Wednesday, November 09, 2005

deeper understanding

apparently, france has asked canada for advice on how to make multicultural peace. they're having some trouble, in france, with what it measn to be 'french'. see, immigration happens when you need people in your country. canada made multiculturalism the 'thing to do' because we needed more people, fast, and shipping them in was the easiest. it was convenient, too, because there was no preexisting consensus on what it meant to be 'canadian'. it was very easy for trudeau to say that canada meant multiculturalism, because there were no other handy definitions to hold up in opposition. canada means multiculturalism; why not?

france has a difficult task. there are not enough french people anymore. they're "below replacement rate"; that means that they're not making enough babies. so, easy, ship in people from overseas, make them french too: instant population growth! sustained productivity! also, enough young people to sustain our elderly in their dotage. the french have had a definition for 'french' for ages, though, and it has never included their former colonies, for example. so now, the task is to redefine france to include all of these new people that have never been capital-F-French before. it's a fucking hard project. the benefit to having no agreed upon national identity is being able to avoid the horrible growing pains that we are seeing right now in france.

wait, further, we don't know what this experiment will lead to in canada! we should be waiting for a good hundred years before going into the cultural consulting business. we're only on the second generation of official multiculturalism now; all sorts of things could be lurking in our future. who knows what time bombs my generation has been planted with?

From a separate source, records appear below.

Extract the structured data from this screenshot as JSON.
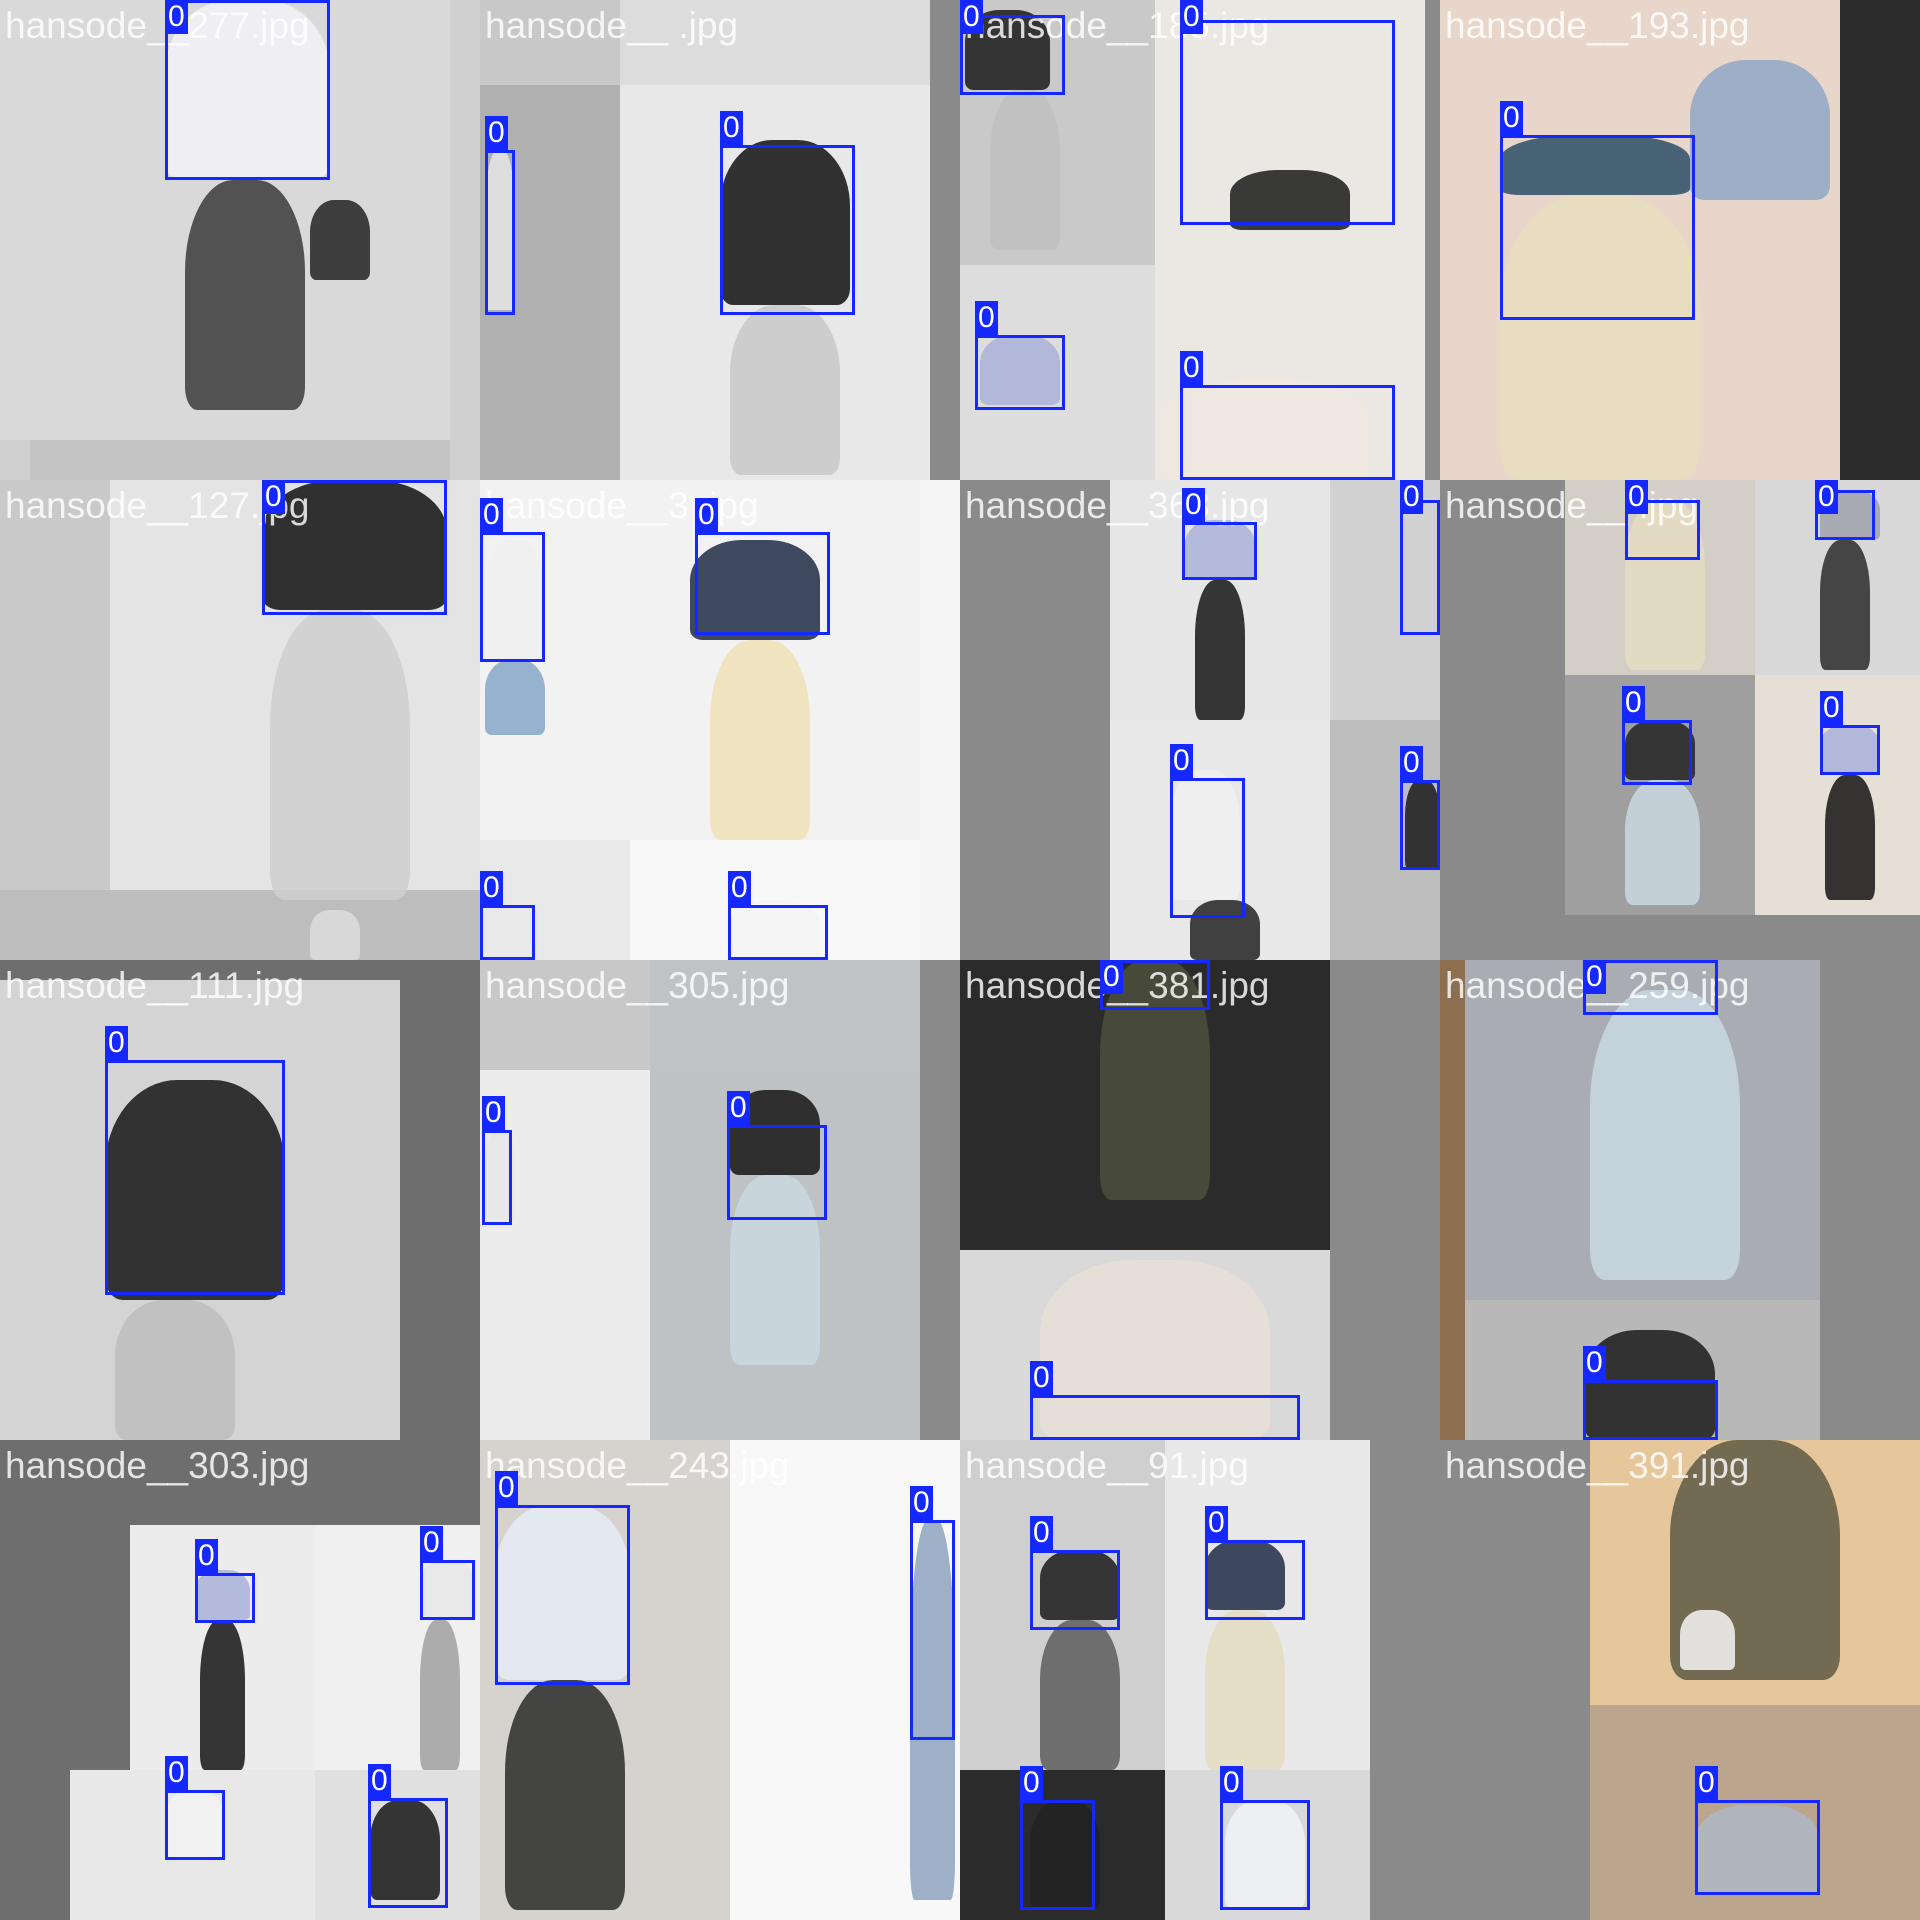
{
  "colors": {
    "box": "#1428ff",
    "label_text": "#ffffff",
    "fill": "#7a7a7a"
  },
  "tiles": [
    {
      "label": "hansode__277.jpg",
      "bg": "#cfcfcf",
      "panels": [
        [
          "#d9d9d9",
          0,
          0,
          450,
          440
        ],
        [
          "#c4c4c4",
          30,
          440,
          420,
          40
        ]
      ],
      "figs": [
        [
          "#f2f2f7",
          165,
          0,
          165,
          180
        ],
        [
          "#3a3a3a",
          185,
          180,
          120,
          230
        ],
        [
          "#222",
          310,
          200,
          60,
          80
        ]
      ],
      "boxes": [
        {
          "cls": "0"
        }
      ]
    },
    {
      "label": "hansode__   .jpg",
      "bg": "#8a8a8a",
      "panels": [
        [
          "#c8c8c8",
          0,
          0,
          140,
          85
        ],
        [
          "#dcdcdc",
          140,
          0,
          310,
          85
        ],
        [
          "#b0b0b0",
          0,
          85,
          140,
          395
        ],
        [
          "#e8e8e8",
          140,
          85,
          310,
          395
        ]
      ],
      "figs": [
        [
          "#111",
          240,
          140,
          130,
          165
        ],
        [
          "#c8c8c8",
          250,
          305,
          110,
          170
        ],
        [
          "#e6e6e6",
          5,
          150,
          30,
          160
        ]
      ],
      "boxes": [
        {
          "cls": "0"
        },
        {
          "cls": "0"
        }
      ]
    },
    {
      "label": "hansode__185.jpg",
      "bg": "#8a8a8a",
      "panels": [
        [
          "#c9c9c9",
          0,
          0,
          195,
          265
        ],
        [
          "#ebe7e3",
          195,
          0,
          270,
          480
        ],
        [
          "#ddd",
          0,
          265,
          195,
          215
        ]
      ],
      "figs": [
        [
          "#1a1a1a",
          5,
          10,
          85,
          80
        ],
        [
          "#bfbfbf",
          30,
          90,
          70,
          160
        ],
        [
          "#eae7e2",
          210,
          30,
          200,
          190
        ],
        [
          "#1a1a1a",
          270,
          170,
          120,
          60
        ],
        [
          "#efe8e0",
          200,
          380,
          210,
          100
        ],
        [
          "#a9b2d9",
          20,
          335,
          80,
          70
        ]
      ],
      "boxes": [
        {
          "cls": "0"
        },
        {
          "cls": "0"
        },
        {
          "cls": "0"
        },
        {
          "cls": "0"
        }
      ]
    },
    {
      "label": "hansode__193.jpg",
      "bg": "#333",
      "panels": [
        [
          "#e7d6c9",
          0,
          0,
          400,
          480
        ],
        [
          "#2c2c2c",
          400,
          0,
          80,
          480
        ]
      ],
      "figs": [
        [
          "#2b4f66",
          60,
          135,
          190,
          60
        ],
        [
          "#e8ddc0",
          60,
          195,
          200,
          285
        ],
        [
          "#8fa7c6",
          250,
          60,
          140,
          140
        ]
      ],
      "boxes": [
        {
          "cls": "0"
        }
      ]
    },
    {
      "label": "hansode__127.jpg",
      "bg": "#dcdcdc",
      "panels": [
        [
          "#c9c9c9",
          0,
          0,
          110,
          480
        ],
        [
          "#e4e4e4",
          110,
          0,
          370,
          410
        ],
        [
          "#bdbdbd",
          0,
          410,
          480,
          70
        ]
      ],
      "figs": [
        [
          "#111",
          262,
          0,
          185,
          130
        ],
        [
          "#cfcfcf",
          270,
          130,
          140,
          290
        ],
        [
          "#ddd",
          310,
          430,
          50,
          50
        ]
      ],
      "boxes": [
        {
          "cls": "0"
        }
      ]
    },
    {
      "label": "hansode__3  .jpg",
      "bg": "#f5f5f5",
      "panels": [
        [
          "#f2f2f2",
          0,
          0,
          440,
          360
        ],
        [
          "#e9e9e9",
          0,
          360,
          150,
          120
        ],
        [
          "#f8f8f8",
          150,
          360,
          290,
          120
        ]
      ],
      "figs": [
        [
          "#f0f0f0",
          5,
          60,
          60,
          120
        ],
        [
          "#86a7c8",
          5,
          180,
          60,
          75
        ],
        [
          "#1f2a44",
          210,
          60,
          130,
          100
        ],
        [
          "#efe2b6",
          230,
          160,
          100,
          200
        ],
        [
          "#f5f5f5",
          250,
          420,
          90,
          60
        ]
      ],
      "boxes": [
        {
          "cls": "0"
        },
        {
          "cls": "0"
        },
        {
          "cls": "0"
        },
        {
          "cls": "0"
        }
      ]
    },
    {
      "label": "hansode__368.jpg",
      "bg": "#8a8a8a",
      "panels": [
        [
          "#e6e6e6",
          150,
          0,
          220,
          240
        ],
        [
          "#d2d2d2",
          370,
          0,
          110,
          240
        ],
        [
          "#e8e8e8",
          150,
          240,
          220,
          240
        ],
        [
          "#bdbdbd",
          370,
          240,
          110,
          240
        ]
      ],
      "figs": [
        [
          "#a9b2d9",
          225,
          40,
          70,
          60
        ],
        [
          "#151515",
          235,
          100,
          50,
          140
        ],
        [
          "#f0f0f0",
          210,
          290,
          70,
          130
        ],
        [
          "#222",
          230,
          420,
          70,
          60
        ],
        [
          "#1a1a1a",
          445,
          300,
          35,
          90
        ]
      ],
      "boxes": [
        {
          "cls": "0"
        },
        {
          "cls": "0"
        },
        {
          "cls": "0"
        },
        {
          "cls": "0"
        }
      ]
    },
    {
      "label": "hansode__   .jpg",
      "bg": "#8a8a8a",
      "panels": [
        [
          "#d4cfc6",
          125,
          0,
          190,
          195
        ],
        [
          "#d8d8d8",
          315,
          0,
          165,
          195
        ],
        [
          "#9f9f9f",
          125,
          195,
          190,
          240
        ],
        [
          "#e5dfd6",
          315,
          195,
          165,
          240
        ]
      ],
      "figs": [
        [
          "#e4dcc0",
          185,
          20,
          80,
          170
        ],
        [
          "#a0a3ad",
          380,
          10,
          60,
          50
        ],
        [
          "#2b2b2b",
          380,
          60,
          50,
          130
        ],
        [
          "#222",
          185,
          240,
          70,
          60
        ],
        [
          "#c9d8e2",
          185,
          300,
          75,
          125
        ],
        [
          "#a9b2d9",
          380,
          245,
          60,
          50
        ],
        [
          "#151515",
          385,
          295,
          50,
          125
        ]
      ],
      "boxes": [
        {
          "cls": "0"
        },
        {
          "cls": "0"
        },
        {
          "cls": "0"
        },
        {
          "cls": "0"
        }
      ]
    },
    {
      "label": "hansode__111.jpg",
      "bg": "#6e6e6e",
      "panels": [
        [
          "#d4d4d4",
          0,
          20,
          400,
          460
        ]
      ],
      "figs": [
        [
          "#151515",
          105,
          120,
          180,
          220
        ],
        [
          "#bdbdbd",
          115,
          340,
          120,
          140
        ]
      ],
      "boxes": [
        {
          "cls": "0"
        }
      ]
    },
    {
      "label": "hansode__305.jpg",
      "bg": "#8a8a8a",
      "panels": [
        [
          "#c8c8c8",
          0,
          0,
          170,
          110
        ],
        [
          "#c0c3c6",
          170,
          0,
          270,
          110
        ],
        [
          "#ececec",
          0,
          110,
          170,
          370
        ],
        [
          "#bfc2c4",
          170,
          110,
          270,
          370
        ]
      ],
      "figs": [
        [
          "#151515",
          250,
          130,
          90,
          85
        ],
        [
          "#c9d8e2",
          250,
          215,
          90,
          190
        ],
        [
          "#e7e7e7",
          5,
          170,
          30,
          90
        ]
      ],
      "boxes": [
        {
          "cls": "0"
        },
        {
          "cls": "0"
        }
      ]
    },
    {
      "label": "hansode__381.jpg",
      "bg": "#8a8a8a",
      "panels": [
        [
          "#2b2b2b",
          0,
          0,
          370,
          290
        ],
        [
          "#d9d9d9",
          0,
          290,
          370,
          190
        ]
      ],
      "figs": [
        [
          "#4c4f3d",
          140,
          0,
          110,
          240
        ],
        [
          "#e8dfd7",
          80,
          300,
          230,
          180
        ]
      ],
      "boxes": [
        {
          "cls": "0"
        },
        {
          "cls": "0"
        }
      ]
    },
    {
      "label": "hansode__259.jpg",
      "bg": "#8a8a8a",
      "panels": [
        [
          "#8d6e4e",
          0,
          0,
          25,
          480
        ],
        [
          "#a9adb3",
          25,
          0,
          355,
          340
        ],
        [
          "#b8b8b8",
          25,
          340,
          355,
          140
        ]
      ],
      "figs": [
        [
          "#c9d8e2",
          150,
          30,
          150,
          290
        ],
        [
          "#1a1a1a",
          145,
          370,
          130,
          110
        ]
      ],
      "boxes": [
        {
          "cls": "0"
        },
        {
          "cls": "0"
        }
      ]
    },
    {
      "label": "hansode__303.jpg",
      "bg": "#6e6e6e",
      "panels": [
        [
          "#ececec",
          130,
          85,
          185,
          245
        ],
        [
          "#f0f0f0",
          315,
          85,
          165,
          245
        ],
        [
          "#e8e8e8",
          70,
          330,
          245,
          150
        ],
        [
          "#e0e0e0",
          315,
          330,
          165,
          150
        ]
      ],
      "figs": [
        [
          "#a9b2d9",
          195,
          130,
          55,
          50
        ],
        [
          "#151515",
          200,
          180,
          45,
          150
        ],
        [
          "#e8e8e8",
          420,
          120,
          55,
          60
        ],
        [
          "#a0a0a0",
          420,
          180,
          40,
          150
        ],
        [
          "#f2f2f2",
          165,
          350,
          60,
          70
        ],
        [
          "#151515",
          370,
          360,
          70,
          100
        ]
      ],
      "boxes": [
        {
          "cls": "0"
        },
        {
          "cls": "0"
        },
        {
          "cls": "0"
        },
        {
          "cls": "0"
        }
      ]
    },
    {
      "label": "hansode__243.jpg",
      "bg": "#f2f2f2",
      "panels": [
        [
          "#d6d3cf",
          0,
          0,
          250,
          480
        ],
        [
          "#f8f8f8",
          250,
          0,
          230,
          480
        ]
      ],
      "figs": [
        [
          "#e6ecf7",
          15,
          65,
          135,
          175
        ],
        [
          "#2a2a2a",
          25,
          240,
          120,
          230
        ],
        [
          "#8ea3bf",
          430,
          80,
          45,
          380
        ]
      ],
      "boxes": [
        {
          "cls": "0"
        },
        {
          "cls": "0"
        }
      ]
    },
    {
      "label": "hansode__91.jpg",
      "bg": "#8a8a8a",
      "panels": [
        [
          "#cfcfcf",
          0,
          0,
          205,
          330
        ],
        [
          "#e8e8e8",
          205,
          0,
          205,
          330
        ],
        [
          "#2b2b2b",
          0,
          330,
          205,
          150
        ],
        [
          "#d9d9d9",
          205,
          330,
          205,
          150
        ]
      ],
      "figs": [
        [
          "#1a1a1a",
          80,
          110,
          80,
          70
        ],
        [
          "#5d5d5d",
          80,
          180,
          80,
          150
        ],
        [
          "#1f2a44",
          245,
          100,
          80,
          70
        ],
        [
          "#e4dcc0",
          245,
          170,
          80,
          160
        ],
        [
          "#222",
          70,
          360,
          70,
          110
        ],
        [
          "#f0f2f7",
          265,
          360,
          80,
          110
        ]
      ],
      "boxes": [
        {
          "cls": "0"
        },
        {
          "cls": "0"
        },
        {
          "cls": "0"
        },
        {
          "cls": "0"
        }
      ]
    },
    {
      "label": "hansode__391.jpg",
      "bg": "#8a8a8a",
      "panels": [
        [
          "#e6c79b",
          150,
          0,
          330,
          265
        ],
        [
          "#bba58d",
          150,
          265,
          330,
          215
        ]
      ],
      "figs": [
        [
          "#5d5b45",
          230,
          0,
          170,
          240
        ],
        [
          "#f5f5f5",
          240,
          170,
          55,
          60
        ],
        [
          "#aeb7c6",
          255,
          365,
          125,
          90
        ]
      ],
      "boxes": [
        {
          "cls": "0"
        },
        {
          "cls": "0"
        }
      ]
    }
  ]
}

i'm hung up on the creation of national identity in part because we've been reading about louis riel again in class. the metis rebellion represents the first real roadblock to westward expansion in canada. louis riel fancied himself "the prophet of the new world", and studied theology. the dispute is often seen as a 'racial' dispute, but there are major threads of regionalism and class mixed in there too. the rebellion is often seen as a fight to preserve native traditions of stewardship and such, but the land system that the metis were initially protecting was the seignurial system, developed by french settlers along the banks of the st. lawrence:long strips of land, extending out from the river, so that everyone has a bit of riverfront property.
louis riel was hung as a traitor, convicted of treason: what does that mean? to be treasonous is to betray, implying that riel had already declared allegiance. allegiance to what?

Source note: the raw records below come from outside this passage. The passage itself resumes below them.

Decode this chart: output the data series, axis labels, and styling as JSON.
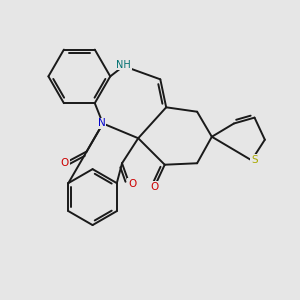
{
  "bg_color": "#e6e6e6",
  "bond_color": "#1a1a1a",
  "bond_width": 1.4,
  "atom_colors": {
    "N": "#0000cc",
    "NH": "#007070",
    "O": "#cc0000",
    "S": "#aaaa00"
  },
  "figsize": [
    3.0,
    3.0
  ],
  "dpi": 100
}
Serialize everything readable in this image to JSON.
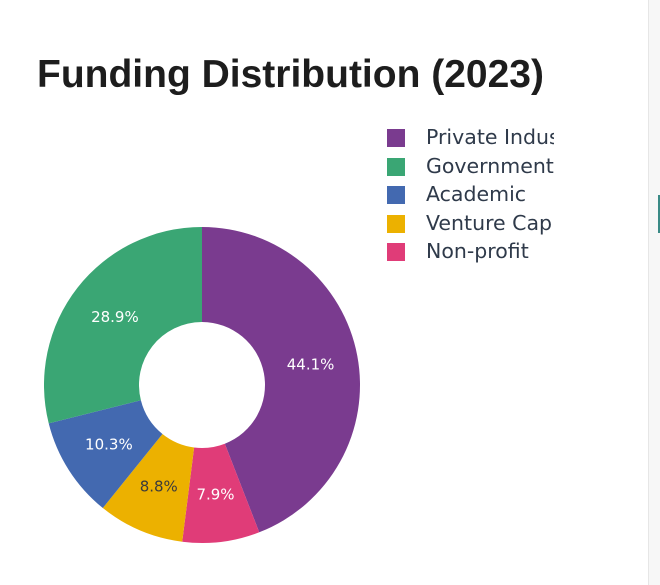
{
  "chart_data": {
    "type": "pie",
    "title": "Funding Distribution (2023)",
    "hole": true,
    "categories": [
      "Private Industry",
      "Government",
      "Academic",
      "Venture Capital",
      "Non-profit"
    ],
    "values": [
      44.1,
      28.9,
      10.3,
      8.8,
      7.9
    ],
    "slice_order": [
      "Private Industry",
      "Non-profit",
      "Venture Capital",
      "Academic",
      "Government"
    ],
    "data_labels": [
      "44.1%",
      "28.9%",
      "10.3%",
      "8.8%",
      "7.9%"
    ],
    "colors": [
      "#7a3b8f",
      "#3aa674",
      "#4369b0",
      "#ecb100",
      "#e03c78"
    ],
    "label_colors": [
      "#ffffff",
      "#ffffff",
      "#ffffff",
      "#3b3b3b",
      "#ffffff"
    ],
    "legend": {
      "placement": "top-right",
      "entries": [
        "Private Industry",
        "Government",
        "Academic",
        "Venture Capital",
        "Non-profit"
      ]
    }
  }
}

wait, what do these words mean? i.e. it is one thing to say 'trans-inclusive', and it is another thing entirely to know why we say it. 'multiculturalism' and the associated racially diverse government advertising campaigns are the same.

i had a good three hour long conversation with a colleague today that i have never really talked to. it was a day full of self-actualization, personal worth from professional work. i do my job well, and it means a lot to me to have the respect of others who also do their jobs well. it's like the valley!